If you want proof of what I am saying, just ask any parent. Every father or mother who watches his or her child suffer asks himself, or herself the same questions: Could I have done better? Did I teach my child ways of being – either by what I said or what I did — that limited his or her happiness, or created the basis for his or her current suffering? Inevitably, we ask: Did I fail my child?
These questions sear the heart and bring it to breaking point. They are asked because our love for our children forces us to do better, which is to say, to be more loving, more understanding, and more empowered against anything, or any one, that might challenge their happiness. Even to the degree that you do love, or are understanding, or feel empowered, love will arrange the circumstances in which you will be asked to be more, to develop yourself further, to take those steps toward a perfection that you will never achieve in this lifetime.
Of course we fail. And in the process, I am revealed to myself as but dust and ashes. And it was love that showed me this.
Love Reveals And Redeems
Love humbles us with truths that, sooner or later, we will not be able to deny. At the same time, it elevates us by the degree to which we have loved at all.
Love forces us to see our imperfections, illusions, desperate selfishness, anger, limitations and, yes, even our pure evil. If your love is strong enough, it will show you the evil that has come down through the generations of your ancestry. It will reveal how your parents taught you to respond to your pain, humiliations, and desires with behaviors that are inherently selfish, arrogant, and false. Love, if it is true, will strip you of your illusions, one by one, and leave you feeling as humble as dust.
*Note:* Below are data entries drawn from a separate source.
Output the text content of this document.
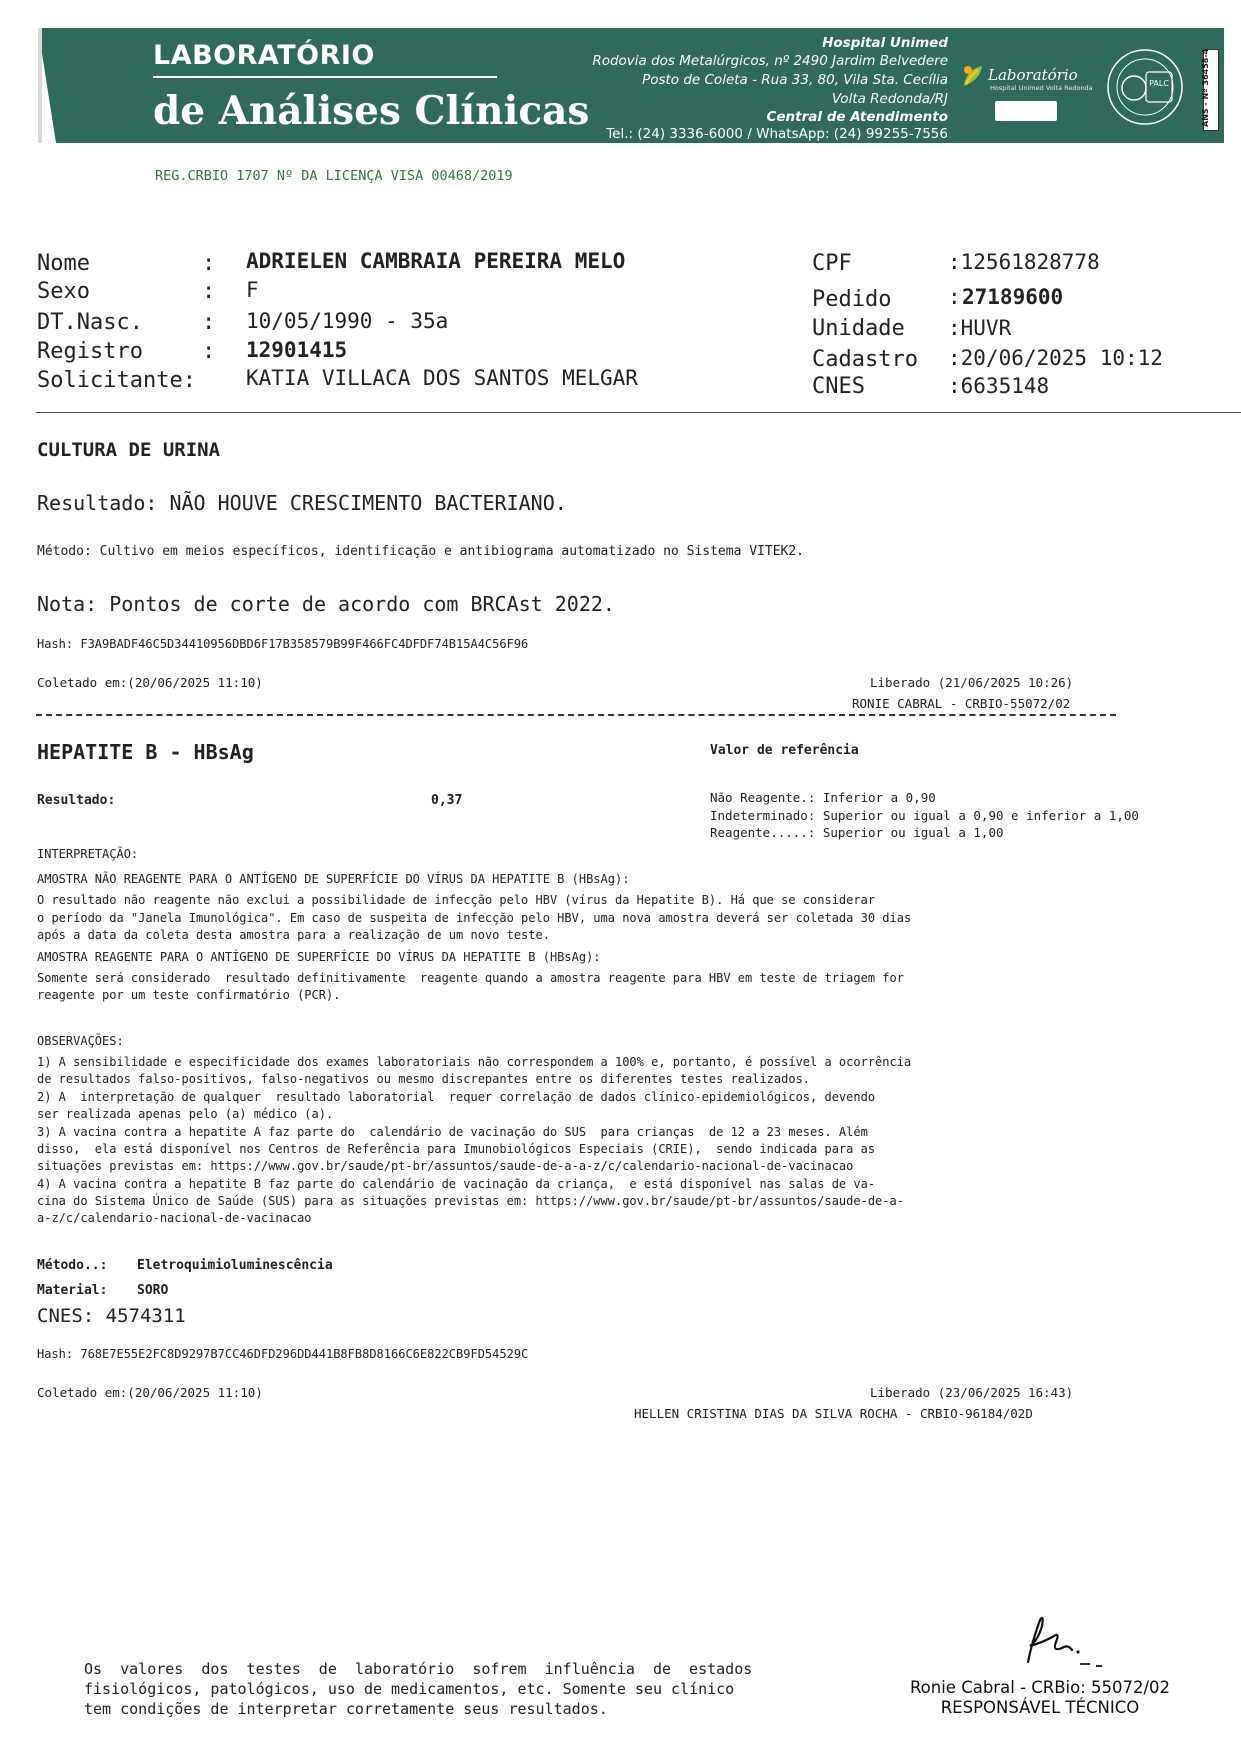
LABORATÓRIO
de Análises Clínicas
Hospital Unimed
Rodovia dos Metalúrgicos, nº 2490 Jardim Belvedere
Posto de Coleta - Rua 33, 80, Vila Sta. Cecília
Volta Redonda/RJ
Central de Atendimento
Tel.: (24) 3336-6000 / WhatsApp: (24) 99255-7556
Laboratório
Hospital Unimed Volta Redonda	PALC	ANS - Nº 36458-4
REG.CRBIO 1707 Nº DA LICENÇA VISA 00468/2019
Nome	: ADRIELEN CAMBRAIA PEREIRA MELO
Sexo	: F
DT.Nasc.	: 10/05/1990 - 35a
Registro	: 12901415
Solicitante: KATIA VILLACA DOS SANTOS MELGAR
CPF	:12561828778
Pedido	: 27189600
Unidade :HUVR
Cadastro :20/06/2025 10:12
CNES	:6635148
CULTURA DE URINA
Resultado: NÃO HOUVE CRESCIMENTO BACTERIANO.
Método: Cultivo em meios específicos, identificação e antibiograma automatizado no Sistema VITEK2.
Nota: Pontos de corte de acordo com BRCAst 2022.
Hash: F3A9BADF46C5D34410956DBD6F17B358579B99F466FC4DFDF74B15A4C56F96
Coletado em:(20/06/2025 11:10)	Liberado (21/06/2025 10:26)
RONIE CABRAL - CRBIO-55072/02
HEPATITE B - HBsAg	Valor de referência
Resultado:	0,37	Não Reagente.: Inferior a 0,90
Indeterminado: Superior ou igual a 0,90 e inferior a 1,00
Reagente.....: Superior ou igual a 1,00
INTERPRETAÇÃO:
AMOSTRA NÃO REAGENTE PARA O ANTÍGENO DE SUPERFÍCIE DO VÍRUS DA HEPATITE B (HBsAg):
O resultado não reagente não exclui a possibilidade de infecção pelo HBV (vírus da Hepatite B). Há que se considerar
o período da "Janela Imunológica". Em caso de suspeita de infecção pelo HBV, uma nova amostra deverá ser coletada 30 dias
após a data da coleta desta amostra para a realização de um novo teste.
AMOSTRA REAGENTE PARA O ANTÍGENO DE SUPERFÍCIE DO VÍRUS DA HEPATITE B (HBsAg):
Somente será considerado  resultado definitivamente  reagente quando a amostra reagente para HBV em teste de triagem for
reagente por um teste confirmatório (PCR).
OBSERVAÇÕES:
1) A sensibilidade e especificidade dos exames laboratoriais não correspondem a 100% e, portanto, é possível a ocorrência
de resultados falso-positivos, falso-negativos ou mesmo discrepantes entre os diferentes testes realizados.
2) A  interpretação de qualquer  resultado laboratorial  requer correlação de dados clínico-epidemiológicos, devendo
ser realizada apenas pelo (a) médico (a).
3) A vacina contra a hepatite A faz parte do  calendário de vacinação do SUS  para crianças  de 12 a 23 meses. Além
disso,  ela está disponível nos Centros de Referência para Imunobiológicos Especiais (CRIE),  sendo indicada para as
situações previstas em: https://www.gov.br/saude/pt-br/assuntos/saude-de-a-a-z/c/calendario-nacional-de-vacinacao
4) A vacina contra a hepatite B faz parte do calendário de vacinação da criança,  e está disponível nas salas de va-
cina do Sistema Único de Saúde (SUS) para as situações previstas em: https://www.gov.br/saude/pt-br/assuntos/saude-de-a-
a-z/c/calendario-nacional-de-vacinacao
Método..: Eletroquimioluminescência
Material: SORO
CNES: 4574311
Hash: 768E7E55E2FC8D9297B7CC46DFD296DD441B8FB8D8166C6E822CB9FD54529C
Coletado em:(20/06/2025 11:10)	Liberado (23/06/2025 16:43)
HELLEN CRISTINA DIAS DA SILVA ROCHA - CRBIO-96184/02D
Os  valores  dos  testes  de  laboratório  sofrem  influência  de  estados
fisiológicos, patológicos, uso de medicamentos, etc. Somente seu clínico
tem condições de interpretar corretamente seus resultados.
Ronie Cabral - CRBio: 55072/02
RESPONSÁVEL TÉCNICO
But it is only when we are truly humbled that we are deeply true. And in that irreducible truth, we are innocent, pure, and most beautiful. And in that state, we are redeemed and reunited with our Source.
But even before such a reunion comes, love provides blessings that are the greatest that life can offer: True union with your partner; moments of tenderness, connection, and love with your children; periods of self-expression that flow from your heart; the beauty of being, if only for a moment, who you truly are. Love tells us something like the following: You have failed to reach the perfection that I have demanded of you, but you are beautiful and ennobled by your trying.
How is it possible that this awesome life force could leave us feeling both a failure to all that we attempted in life, but at the same time can reveal us in our most simple, irreducible beauty and courage?
Only something inherently Divine could accomplish such a profound paradox. Such is the unique and very special nature of love.
Restored To The Image And Likeness
The sages of the Jewish tradition expressed that awesome paradox so beautifully when they gave us a simple instruction. Write down two paradoxical truths on two separate pieces of paper. On the first piece of paper, write “I am but dust and ashes.” On the second, write, “For my sake the world was created.” Place each piece of paper in separate pockets and live from both truths.
The question is how – how can we live by these two seemingly paradoxical truths? How can the paradox be reconciled and brought into harmony in a single life? Only love, with its awesome transformative powers, can bring those two truths into harmony in your life.
Genesis tells us that we are made in the image and likeness of God. This is love’s ultimate destination. Only when we are stripped of all that is false, all that is illusory, temporary, and separate from the Source are we ready to be restored and reunited with Love.
For my sake the world was created, so that I might remember and become who I really am.